A January 10 strategic agreement between two state-owned enterprises--Chemchina and Sinograin--may signal a transition for Chemchina to become a giant agricultural company to spearhead China's domestic agricultural modernization and its outbound foreign investment in agriculture.
Sinochem, a state-owned enterprise founded in 1950, has traditionally focused on chemicals and energy, but it also produces chemical fertilizer, seeds, and pesticides. An analysis by China Business News says that the extended downturn in the petroleum industry encouraged Sinochem to consider the shift toward agribusiness. The government is concerned that it has no major state-owned enterprise directly engaged in agriculture and appears to have tagged Sinochem to spearhead its agricultural supply-side structural reform--a big priority for this year.
Sinograin, aka China National Grain Reserves Corporation, is a state-owned company created in 2000 to take over grain reserve functions from the government-run grain bureaucracy. One analyst quoted by China Business News speculates that Chemchina hopes to access the cash flow from Sinograin's grain reserve business. Subsidies for interest and costs of storing reserves make the business highly profitable, the expert says.

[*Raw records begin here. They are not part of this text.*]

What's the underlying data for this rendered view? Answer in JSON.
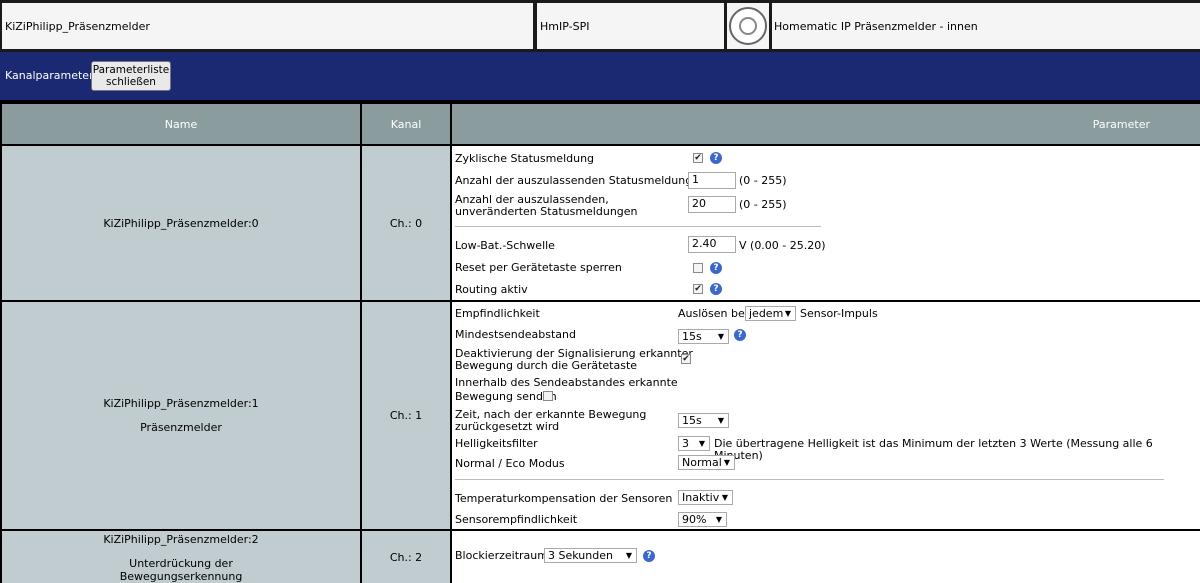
{
  "device": {
    "name": "KiZiPhilipp_Präsenzmelder",
    "type": "HmIP-SPI",
    "description": "Homematic IP Präsenzmelder - innen",
    "icon": "device-round-sensor-icon"
  },
  "toolbar": {
    "label": "Kanalparameter",
    "close_line1": "Parameterliste",
    "close_line2": "schließen"
  },
  "columns": {
    "name": "Name",
    "channel": "Kanal",
    "parameter": "Parameter"
  },
  "channels": [
    {
      "name": "KiZiPhilipp_Präsenzmelder:0",
      "subtitle": "",
      "ch": "Ch.: 0",
      "params": {
        "cyclic_label": "Zyklische Statusmeldung",
        "cyclic_checked": true,
        "skip_label": "Anzahl der auszulassenden Statusmeldungen",
        "skip_value": "1",
        "skip_range": "(0 - 255)",
        "skip_unchanged_line1": "Anzahl der auszulassenden,",
        "skip_unchanged_line2": "unveränderten Statusmeldungen",
        "skip_unchanged_value": "20",
        "skip_unchanged_range": "(0 - 255)",
        "lowbat_label": "Low-Bat.-Schwelle",
        "lowbat_value": "2.40",
        "lowbat_range": "V (0.00 - 25.20)",
        "reset_lock_label": "Reset per Gerätetaste sperren",
        "reset_lock_checked": false,
        "routing_label": "Routing aktiv",
        "routing_checked": true
      }
    },
    {
      "name": "KiZiPhilipp_Präsenzmelder:1",
      "subtitle": "Präsenzmelder",
      "ch": "Ch.: 1",
      "params": {
        "sensitivity_label": "Empfindlichkeit",
        "sensitivity_prefix": "Auslösen bei",
        "sensitivity_value": "jedem",
        "sensitivity_suffix": "Sensor-Impuls",
        "min_interval_label": "Mindestsendeabstand",
        "min_interval_value": "15s",
        "deactivate_line1": "Deaktivierung der Signalisierung erkannter",
        "deactivate_line2": "Bewegung durch die Gerätetaste",
        "deactivate_checked": true,
        "within_line1": "Innerhalb des Sendeabstandes erkannte",
        "within_line2": "Bewegung senden",
        "within_checked": false,
        "reset_time_line1": "Zeit, nach der erkannte Bewegung",
        "reset_time_line2": "zurückgesetzt wird",
        "reset_time_value": "15s",
        "brightness_label": "Helligkeitsfilter",
        "brightness_value": "3",
        "brightness_note": "Die übertragene Helligkeit ist das Minimum der letzten 3 Werte (Messung alle 6 Minuten)",
        "eco_label": "Normal / Eco Modus",
        "eco_value": "Normal",
        "tempcomp_label": "Temperaturkompensation der Sensoren",
        "tempcomp_value": "Inaktiv",
        "sensor_sens_label": "Sensorempfindlichkeit",
        "sensor_sens_value": "90%"
      }
    },
    {
      "name": "KiZiPhilipp_Präsenzmelder:2",
      "subtitle_line1": "Unterdrückung der",
      "subtitle_line2": "Bewegungserkennung",
      "ch": "Ch.: 2",
      "params": {
        "block_label": "Blockierzeitraum",
        "block_value": "3 Sekunden"
      }
    }
  ],
  "colors": {
    "bar": "#1b2973",
    "header_cell": "#8b9c9e",
    "name_cell": "#c0cccf",
    "help": "#3b68c9"
  }
}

Chemchina is expected to conduct farming services and provide technical advisory services through its subsidiary Zhonghua Modern Agricultural Development Co., and help Sinograin with reserve storage and rotation, sales and personnel training. The companies are to work "hand in hand" to provide coordinated guidance for national food security and transformative agricultural modernization. The agreement is a cooperative partnership, not a takeover.
The current head of Chemchina, Ning Gaoning, is a veteran of state-owned enterprises, having previously worked at China Resources and COFCO. Not surprisingly, Lu Jun, the head of Sinograin worked with Ning previously at COFCO.
While at COFCO, Ning built up the company and there were similar aspirations for COFCO to become a major competitor for multinational grain companies. Those aspirations seem to have been dialed back with the recent departures of key managers. Now Chemchina seems to have been given the mantle of China's agricultural giant.
It is probably no coincidence that Chemchina is also engaged in a $43 billion takeover of Swiss seed and chemcial company Syngenta.
Ning recently denied rumors that Sinochem sought to acquire ChemChina.